Figure 5. Bipolar mitotic spindle formation with paired centrioles in SHGC mutant cells.

Images show examples of microtubule, centrosome and centriole staining in wild-type and SHGC mutant primary fibroblasts at different stages of the cell cycle. (a) Newly formed centrioles remain associated with parental centrioles through the cell cycle in C-Nap1-deficient cells. Fibroblasts were synchronized in G1/S with thymidine and released for 8 h to observe cells in G2 or in various mitotic phases such as prophase and prometaphase.

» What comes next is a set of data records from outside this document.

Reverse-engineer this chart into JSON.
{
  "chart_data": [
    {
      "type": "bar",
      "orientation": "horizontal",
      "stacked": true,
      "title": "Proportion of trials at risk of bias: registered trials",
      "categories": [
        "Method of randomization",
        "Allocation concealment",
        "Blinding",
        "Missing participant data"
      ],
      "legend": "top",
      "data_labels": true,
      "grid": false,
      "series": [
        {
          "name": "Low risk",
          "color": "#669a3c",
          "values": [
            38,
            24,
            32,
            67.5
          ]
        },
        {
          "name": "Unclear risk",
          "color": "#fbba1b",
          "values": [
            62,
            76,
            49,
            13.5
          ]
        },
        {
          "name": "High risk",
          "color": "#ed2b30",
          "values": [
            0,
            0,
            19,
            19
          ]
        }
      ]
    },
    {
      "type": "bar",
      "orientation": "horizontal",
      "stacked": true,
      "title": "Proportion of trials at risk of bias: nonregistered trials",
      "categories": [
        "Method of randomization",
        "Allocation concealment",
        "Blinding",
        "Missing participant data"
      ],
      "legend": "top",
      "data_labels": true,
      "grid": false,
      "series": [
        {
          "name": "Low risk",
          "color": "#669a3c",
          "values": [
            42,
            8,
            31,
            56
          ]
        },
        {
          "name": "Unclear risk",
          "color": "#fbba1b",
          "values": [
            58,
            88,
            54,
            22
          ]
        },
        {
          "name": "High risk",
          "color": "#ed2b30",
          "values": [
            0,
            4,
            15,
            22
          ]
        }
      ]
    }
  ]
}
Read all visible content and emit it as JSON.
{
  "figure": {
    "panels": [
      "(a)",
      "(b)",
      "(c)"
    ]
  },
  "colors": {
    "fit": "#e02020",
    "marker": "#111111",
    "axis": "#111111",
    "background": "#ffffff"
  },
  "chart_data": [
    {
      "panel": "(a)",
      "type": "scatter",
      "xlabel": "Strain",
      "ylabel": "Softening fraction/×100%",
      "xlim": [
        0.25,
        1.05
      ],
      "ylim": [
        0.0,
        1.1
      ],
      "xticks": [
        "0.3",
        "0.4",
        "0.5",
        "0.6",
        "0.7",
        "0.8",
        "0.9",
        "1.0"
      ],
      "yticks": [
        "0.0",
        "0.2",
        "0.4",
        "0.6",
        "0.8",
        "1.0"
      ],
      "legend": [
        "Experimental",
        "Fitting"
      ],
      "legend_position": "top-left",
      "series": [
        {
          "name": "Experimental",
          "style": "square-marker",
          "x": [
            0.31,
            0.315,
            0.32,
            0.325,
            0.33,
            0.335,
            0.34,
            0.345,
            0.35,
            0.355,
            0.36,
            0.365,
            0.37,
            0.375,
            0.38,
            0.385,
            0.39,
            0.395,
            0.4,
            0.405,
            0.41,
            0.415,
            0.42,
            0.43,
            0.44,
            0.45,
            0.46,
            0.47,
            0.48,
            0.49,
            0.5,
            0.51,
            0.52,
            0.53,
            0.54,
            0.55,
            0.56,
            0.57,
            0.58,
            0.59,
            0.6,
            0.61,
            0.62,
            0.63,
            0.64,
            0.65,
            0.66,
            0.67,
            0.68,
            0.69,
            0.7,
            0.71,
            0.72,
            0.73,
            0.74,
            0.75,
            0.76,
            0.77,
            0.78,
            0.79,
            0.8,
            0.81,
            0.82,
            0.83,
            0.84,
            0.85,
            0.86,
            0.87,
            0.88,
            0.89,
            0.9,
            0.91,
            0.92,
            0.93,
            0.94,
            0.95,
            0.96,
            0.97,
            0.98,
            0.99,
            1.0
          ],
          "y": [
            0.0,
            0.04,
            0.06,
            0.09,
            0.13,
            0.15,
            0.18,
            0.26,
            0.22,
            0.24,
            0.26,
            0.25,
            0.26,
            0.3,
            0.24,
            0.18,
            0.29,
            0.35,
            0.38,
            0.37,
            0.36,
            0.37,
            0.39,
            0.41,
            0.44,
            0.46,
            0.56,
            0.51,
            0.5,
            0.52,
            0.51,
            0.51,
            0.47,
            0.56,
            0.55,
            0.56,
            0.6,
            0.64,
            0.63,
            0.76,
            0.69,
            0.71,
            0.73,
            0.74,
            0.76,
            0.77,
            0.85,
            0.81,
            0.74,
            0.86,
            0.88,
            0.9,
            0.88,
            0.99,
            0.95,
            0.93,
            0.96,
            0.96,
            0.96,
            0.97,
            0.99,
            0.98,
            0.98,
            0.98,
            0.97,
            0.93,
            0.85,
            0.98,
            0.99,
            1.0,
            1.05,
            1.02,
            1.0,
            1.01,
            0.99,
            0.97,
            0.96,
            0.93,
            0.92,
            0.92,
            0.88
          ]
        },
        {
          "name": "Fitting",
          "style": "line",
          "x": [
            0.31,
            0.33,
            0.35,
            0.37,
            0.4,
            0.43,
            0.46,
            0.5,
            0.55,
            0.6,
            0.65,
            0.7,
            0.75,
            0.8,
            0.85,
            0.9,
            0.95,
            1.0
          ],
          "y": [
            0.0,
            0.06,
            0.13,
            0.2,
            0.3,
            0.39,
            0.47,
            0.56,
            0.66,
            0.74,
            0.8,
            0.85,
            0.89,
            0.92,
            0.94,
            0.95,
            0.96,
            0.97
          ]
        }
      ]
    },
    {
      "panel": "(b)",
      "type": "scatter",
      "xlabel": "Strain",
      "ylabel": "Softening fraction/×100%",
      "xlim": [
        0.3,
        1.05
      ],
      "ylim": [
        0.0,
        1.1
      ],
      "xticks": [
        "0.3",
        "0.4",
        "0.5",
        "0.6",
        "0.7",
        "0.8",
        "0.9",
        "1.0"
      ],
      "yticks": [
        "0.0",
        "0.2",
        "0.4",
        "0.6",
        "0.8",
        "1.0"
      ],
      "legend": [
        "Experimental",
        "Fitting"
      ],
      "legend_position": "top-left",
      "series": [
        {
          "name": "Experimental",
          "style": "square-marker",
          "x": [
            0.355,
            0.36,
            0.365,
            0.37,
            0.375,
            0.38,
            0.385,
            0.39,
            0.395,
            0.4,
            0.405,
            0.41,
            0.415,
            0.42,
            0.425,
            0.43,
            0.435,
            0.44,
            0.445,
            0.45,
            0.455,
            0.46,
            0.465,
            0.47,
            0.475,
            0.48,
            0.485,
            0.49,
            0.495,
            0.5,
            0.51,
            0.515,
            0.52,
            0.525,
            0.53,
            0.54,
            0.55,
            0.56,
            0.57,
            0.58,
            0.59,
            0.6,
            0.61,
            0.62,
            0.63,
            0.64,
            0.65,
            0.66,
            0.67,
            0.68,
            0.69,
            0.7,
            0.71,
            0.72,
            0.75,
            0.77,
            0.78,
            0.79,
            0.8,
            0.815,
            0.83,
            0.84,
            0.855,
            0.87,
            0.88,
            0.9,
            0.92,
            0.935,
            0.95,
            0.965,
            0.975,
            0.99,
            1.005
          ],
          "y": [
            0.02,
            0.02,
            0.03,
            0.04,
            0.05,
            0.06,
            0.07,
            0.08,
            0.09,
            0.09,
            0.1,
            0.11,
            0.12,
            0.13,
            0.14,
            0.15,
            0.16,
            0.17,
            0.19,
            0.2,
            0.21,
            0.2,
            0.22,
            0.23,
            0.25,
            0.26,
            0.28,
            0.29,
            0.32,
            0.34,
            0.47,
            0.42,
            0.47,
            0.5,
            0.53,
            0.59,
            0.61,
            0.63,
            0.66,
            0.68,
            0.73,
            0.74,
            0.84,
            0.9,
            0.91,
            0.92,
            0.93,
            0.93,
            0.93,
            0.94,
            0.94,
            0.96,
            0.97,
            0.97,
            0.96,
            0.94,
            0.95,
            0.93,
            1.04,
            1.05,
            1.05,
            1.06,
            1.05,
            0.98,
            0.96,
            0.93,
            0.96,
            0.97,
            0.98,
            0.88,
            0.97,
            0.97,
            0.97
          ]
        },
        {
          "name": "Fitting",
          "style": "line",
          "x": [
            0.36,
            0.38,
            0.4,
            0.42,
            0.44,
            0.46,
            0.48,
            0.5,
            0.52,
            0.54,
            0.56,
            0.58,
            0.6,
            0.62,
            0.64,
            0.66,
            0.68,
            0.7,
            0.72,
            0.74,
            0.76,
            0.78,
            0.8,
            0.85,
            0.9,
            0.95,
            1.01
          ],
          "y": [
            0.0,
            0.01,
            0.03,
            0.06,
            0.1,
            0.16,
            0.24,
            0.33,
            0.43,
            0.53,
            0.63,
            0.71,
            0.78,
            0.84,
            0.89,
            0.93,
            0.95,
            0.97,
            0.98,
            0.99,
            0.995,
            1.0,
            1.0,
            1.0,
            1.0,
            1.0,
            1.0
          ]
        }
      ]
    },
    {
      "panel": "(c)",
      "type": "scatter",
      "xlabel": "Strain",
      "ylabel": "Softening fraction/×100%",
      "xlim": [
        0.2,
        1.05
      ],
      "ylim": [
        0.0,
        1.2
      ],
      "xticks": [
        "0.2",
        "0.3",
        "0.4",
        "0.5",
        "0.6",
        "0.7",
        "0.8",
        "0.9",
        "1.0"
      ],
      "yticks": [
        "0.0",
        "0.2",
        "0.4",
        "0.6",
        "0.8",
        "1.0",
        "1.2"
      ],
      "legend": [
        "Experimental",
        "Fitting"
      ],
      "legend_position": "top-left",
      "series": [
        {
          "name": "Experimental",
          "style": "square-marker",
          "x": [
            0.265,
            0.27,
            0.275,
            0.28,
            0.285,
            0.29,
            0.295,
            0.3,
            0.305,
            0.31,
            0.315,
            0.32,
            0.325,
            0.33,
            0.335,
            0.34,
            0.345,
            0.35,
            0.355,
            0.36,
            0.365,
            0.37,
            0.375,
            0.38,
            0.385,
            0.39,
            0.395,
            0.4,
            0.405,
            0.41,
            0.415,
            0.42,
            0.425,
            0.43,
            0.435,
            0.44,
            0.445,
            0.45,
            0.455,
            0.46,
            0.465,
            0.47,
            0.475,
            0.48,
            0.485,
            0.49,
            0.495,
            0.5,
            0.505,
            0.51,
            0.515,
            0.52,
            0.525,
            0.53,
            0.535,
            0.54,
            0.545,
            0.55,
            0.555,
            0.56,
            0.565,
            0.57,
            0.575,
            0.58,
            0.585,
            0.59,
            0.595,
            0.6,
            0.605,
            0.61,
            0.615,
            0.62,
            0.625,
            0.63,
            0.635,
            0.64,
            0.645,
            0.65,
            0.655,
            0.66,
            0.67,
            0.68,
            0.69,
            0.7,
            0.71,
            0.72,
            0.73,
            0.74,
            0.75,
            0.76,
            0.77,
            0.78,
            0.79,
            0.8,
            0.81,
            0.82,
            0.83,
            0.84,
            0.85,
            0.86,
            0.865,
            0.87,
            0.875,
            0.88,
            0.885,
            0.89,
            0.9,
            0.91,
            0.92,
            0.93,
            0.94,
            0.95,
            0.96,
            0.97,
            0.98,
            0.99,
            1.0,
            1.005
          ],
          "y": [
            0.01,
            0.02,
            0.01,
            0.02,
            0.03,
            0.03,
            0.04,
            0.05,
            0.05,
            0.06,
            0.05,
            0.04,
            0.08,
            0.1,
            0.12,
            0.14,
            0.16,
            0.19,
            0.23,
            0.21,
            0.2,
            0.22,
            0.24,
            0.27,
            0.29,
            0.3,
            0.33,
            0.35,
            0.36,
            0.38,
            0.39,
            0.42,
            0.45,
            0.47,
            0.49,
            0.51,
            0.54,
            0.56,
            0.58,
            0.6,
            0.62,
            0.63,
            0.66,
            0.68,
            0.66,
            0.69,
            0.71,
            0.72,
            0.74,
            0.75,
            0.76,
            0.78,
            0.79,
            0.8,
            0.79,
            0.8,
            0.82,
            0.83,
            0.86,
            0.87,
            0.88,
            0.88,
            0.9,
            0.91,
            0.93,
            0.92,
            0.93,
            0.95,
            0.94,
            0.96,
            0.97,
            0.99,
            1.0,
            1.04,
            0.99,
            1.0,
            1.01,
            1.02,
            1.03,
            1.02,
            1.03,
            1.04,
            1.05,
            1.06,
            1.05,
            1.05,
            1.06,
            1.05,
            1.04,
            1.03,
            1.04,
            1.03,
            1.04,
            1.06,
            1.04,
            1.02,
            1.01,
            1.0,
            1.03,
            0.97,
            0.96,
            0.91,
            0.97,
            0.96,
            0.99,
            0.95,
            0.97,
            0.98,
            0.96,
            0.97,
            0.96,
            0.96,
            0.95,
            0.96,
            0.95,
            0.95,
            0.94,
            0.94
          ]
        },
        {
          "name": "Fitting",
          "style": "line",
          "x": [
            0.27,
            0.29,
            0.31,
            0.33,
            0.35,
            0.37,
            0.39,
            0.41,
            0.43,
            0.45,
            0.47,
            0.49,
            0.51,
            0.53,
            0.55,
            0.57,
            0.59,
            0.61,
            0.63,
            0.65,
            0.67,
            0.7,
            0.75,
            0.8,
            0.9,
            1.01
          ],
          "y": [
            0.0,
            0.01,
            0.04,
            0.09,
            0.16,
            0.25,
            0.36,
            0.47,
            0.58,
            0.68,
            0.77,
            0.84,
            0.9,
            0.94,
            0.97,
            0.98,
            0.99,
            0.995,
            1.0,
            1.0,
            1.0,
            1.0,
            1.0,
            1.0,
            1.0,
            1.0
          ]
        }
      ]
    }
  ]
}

Centrioles and cilia are labelled with antiglutamylated tubulin monoclonal antibody GT335 (green), the centrosome with anti-gamma-tubulin serum (red), nuclei are stained with DAPI (blue). Insets are enlargements of GT335 labelling to highlight the number of centrioles (two centrioles in G1/S and four centrioles in G2 and mitosis). Note the presence of cilia in some G1/S and G2 cells. White arrows point each centriole. Merged images are stacks of four sections of 0.2 μm. Scale bar, 10 μm. (b) C-Nap1-deficient cells do not exhibit major defects in microtubule organization in interphase or mitosis. Asynchronously growing fibroblasts were immunolabelled for alpha-tubulin in green and DNA was stained with DAPI (blue). N=50 mitotic mutant cells were examined to assess spindle bipolarity.